Beberapa tahapan obstruksi arteri ginjal dapat diobservasi pada hampir 50% pasien dengan penyakit arterosklerosis, dan terdapat beberapa pendekatan untuk mengevaluasi signifikansi fungsional dari lesi tersebut agar dapat memperkirakan efek perbaikan vaskular pada pengontrolan tekanan darah dan fungsi ginjal. Setiap pendekatan memiliki sensitivitas dan spesifisitas tersendiri, dan tidak ada satu tes pun yang dapat benar-benar dipercaya untuk menilai hubungan kausal antara lesi arteri ginjal dan hipertensi. Pada angiografi, adanya pembuluh darah kolateral menuju ke ginjal yang iskemik menunjukkan lesi yang signifikan secara fungsional. Lateralisasi rasio pembuluh darah vena ginjal (rasio > 1,5 pada sisi yang terkena atau kontralateralnya) memiliki nilai prediksi 90% untuk lesi yang dapat merespon pada perbaikan vaskular; walaupun, tingkat negatif palsu untuk pengontrolan tekanan darah adalah 50-60%. Pengukuran gradien tekanan melalui lesi arteri ginjal tidak dapat dipercaya untuk memprediksi respon dari perbaikan vaskular.

Page 3: Penyakit Parenkim Ginjal

Pada analisis akhir, keputusan mengenai perbaikan vaskular atau terapi medikamentosa dan tipe prosedur perbaikan sebaiknya ditentukan secara individual oleh tiap pasien.
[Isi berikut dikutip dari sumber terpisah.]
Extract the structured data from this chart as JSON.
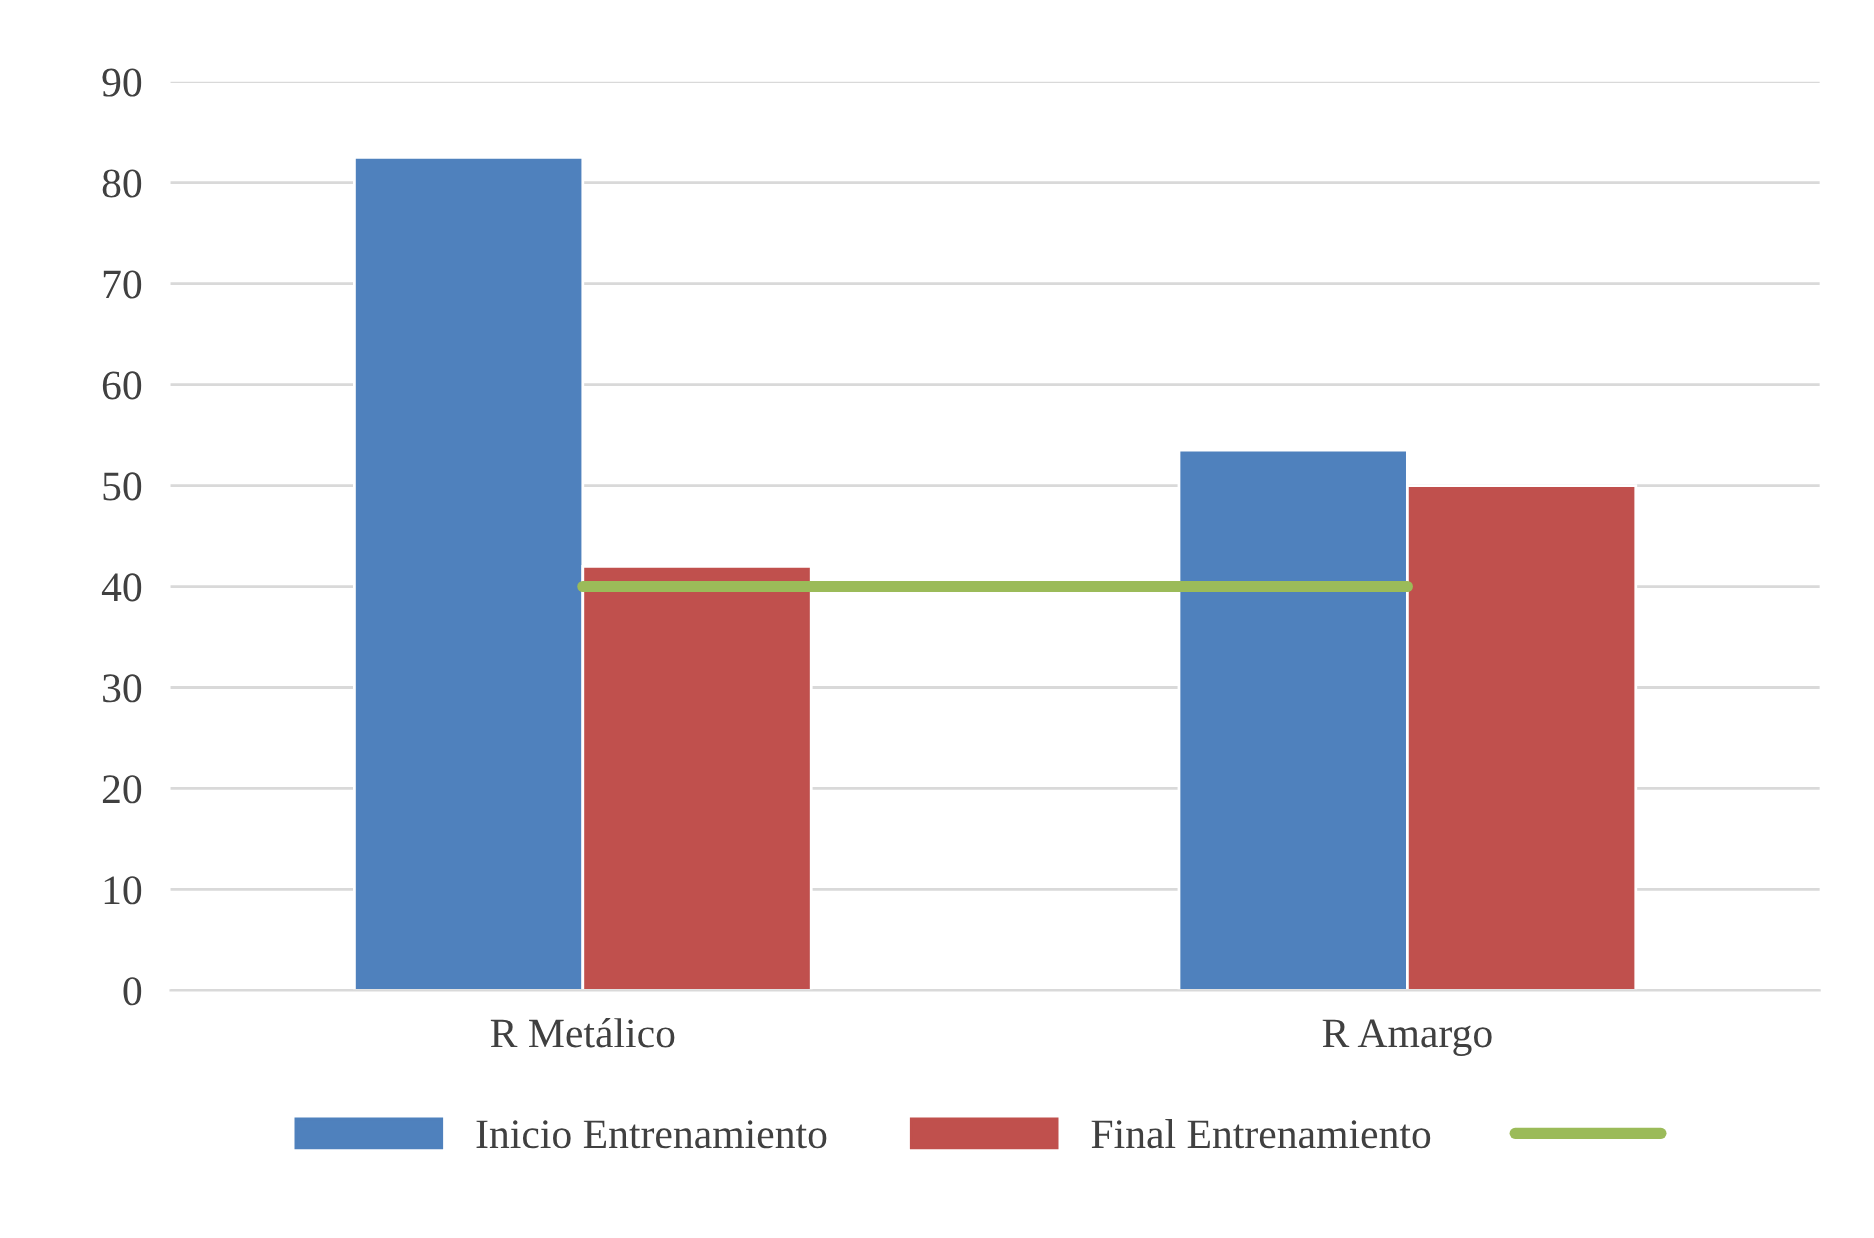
{
  "chart_data": {
    "type": "bar",
    "categories": [
      "R Metálico",
      "R Amargo"
    ],
    "series": [
      {
        "name": "Inicio Entrenamiento",
        "color": "#4f81bd",
        "values": [
          82.5,
          53.5
        ]
      },
      {
        "name": "Final Entrenamiento",
        "color": "#c0504d",
        "values": [
          42,
          50
        ]
      },
      {
        "type": "line",
        "color": "#9bbb59",
        "values": [
          40,
          40
        ]
      }
    ],
    "ylim": [
      0,
      90
    ],
    "yticks": [
      0,
      10,
      20,
      30,
      40,
      50,
      60,
      70,
      80,
      90
    ],
    "grid": "y",
    "legend": "bottom"
  }
}
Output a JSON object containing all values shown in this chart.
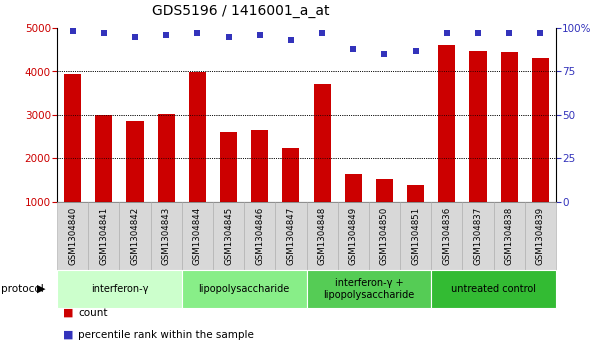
{
  "title": "GDS5196 / 1416001_a_at",
  "samples": [
    "GSM1304840",
    "GSM1304841",
    "GSM1304842",
    "GSM1304843",
    "GSM1304844",
    "GSM1304845",
    "GSM1304846",
    "GSM1304847",
    "GSM1304848",
    "GSM1304849",
    "GSM1304850",
    "GSM1304851",
    "GSM1304836",
    "GSM1304837",
    "GSM1304838",
    "GSM1304839"
  ],
  "bar_values": [
    3950,
    2990,
    2870,
    3020,
    3980,
    2620,
    2650,
    2230,
    3720,
    1650,
    1520,
    1380,
    4600,
    4480,
    4450,
    4320
  ],
  "dot_values": [
    98,
    97,
    95,
    96,
    97,
    95,
    96,
    93,
    97,
    88,
    85,
    87,
    97,
    97,
    97,
    97
  ],
  "bar_color": "#cc0000",
  "dot_color": "#3333bb",
  "ylim_left": [
    1000,
    5000
  ],
  "ylim_right": [
    0,
    100
  ],
  "yticks_left": [
    1000,
    2000,
    3000,
    4000,
    5000
  ],
  "yticks_right": [
    0,
    25,
    50,
    75,
    100
  ],
  "yticklabels_right": [
    "0",
    "25",
    "50",
    "75",
    "100%"
  ],
  "groups": [
    {
      "label": "interferon-γ",
      "start": 0,
      "end": 4,
      "color": "#ccffcc"
    },
    {
      "label": "lipopolysaccharide",
      "start": 4,
      "end": 8,
      "color": "#88ee88"
    },
    {
      "label": "interferon-γ +\nlipopolysaccharide",
      "start": 8,
      "end": 12,
      "color": "#55cc55"
    },
    {
      "label": "untreated control",
      "start": 12,
      "end": 16,
      "color": "#33bb33"
    }
  ],
  "protocol_label": "protocol",
  "legend_count_label": "count",
  "legend_percentile_label": "percentile rank within the sample",
  "background_color": "#ffffff",
  "label_area_color": "#d8d8d8",
  "title_fontsize": 10,
  "tick_fontsize": 7.5,
  "sample_fontsize": 6.2,
  "group_fontsize": 7,
  "legend_fontsize": 7.5
}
Pasien dengan penyakit fibromuskular memiliki hasil yang lebih baik dibandingkan dengan pasien yang memiliki lesi arterosklerosis, kemungkinan karena usia yang lebih muda, durasi hipertensi yang lebih pendek dan penyakit sistemik yang lebih sedikit. Karena hanya sedikit rasio risiko banding keuntungan dan rasio sukses yang tinggi (perbaikan atau penyembuhan dari hipertensi pada 90% pasien dan rasio stenosis ulang 10%), PTRA adalah terapi inisial yang terpilih untuk pasien-pasien ini. Revaskularisasi secara bedah dapat dilakukan jika PTRA tidak berhasil atau jika ada lesi cabang. Pada pasien dengan arterosklerosis, perbaikan vaskular harus dipertimbangkan jika tekanan darah tidak dapat dikontrol dengan terapi medikamentosa atau jika fungsi ginjal terganggu. Pembedahan mungkin merupakan langkah pertama yang terpilih dalam pendekatan kepada pasien dengan arterosklerosis yang lebih muda, tergantung dari lokasi lesi, pendekatan pertama mungkin merupakan PTRA dan/atau pemasangan stent. Revaskularisasi secara bedah diindikasikan jika pendekatan di atas tidak berhasil, jika lesi vaskuler tidak merespon terhadap PTRA atau pemasangan stent, atau jika pembedahan aorta diperlukan pada saat yang sama karena adanya penyakit lain seperti untuk memperbaiki aneurisma.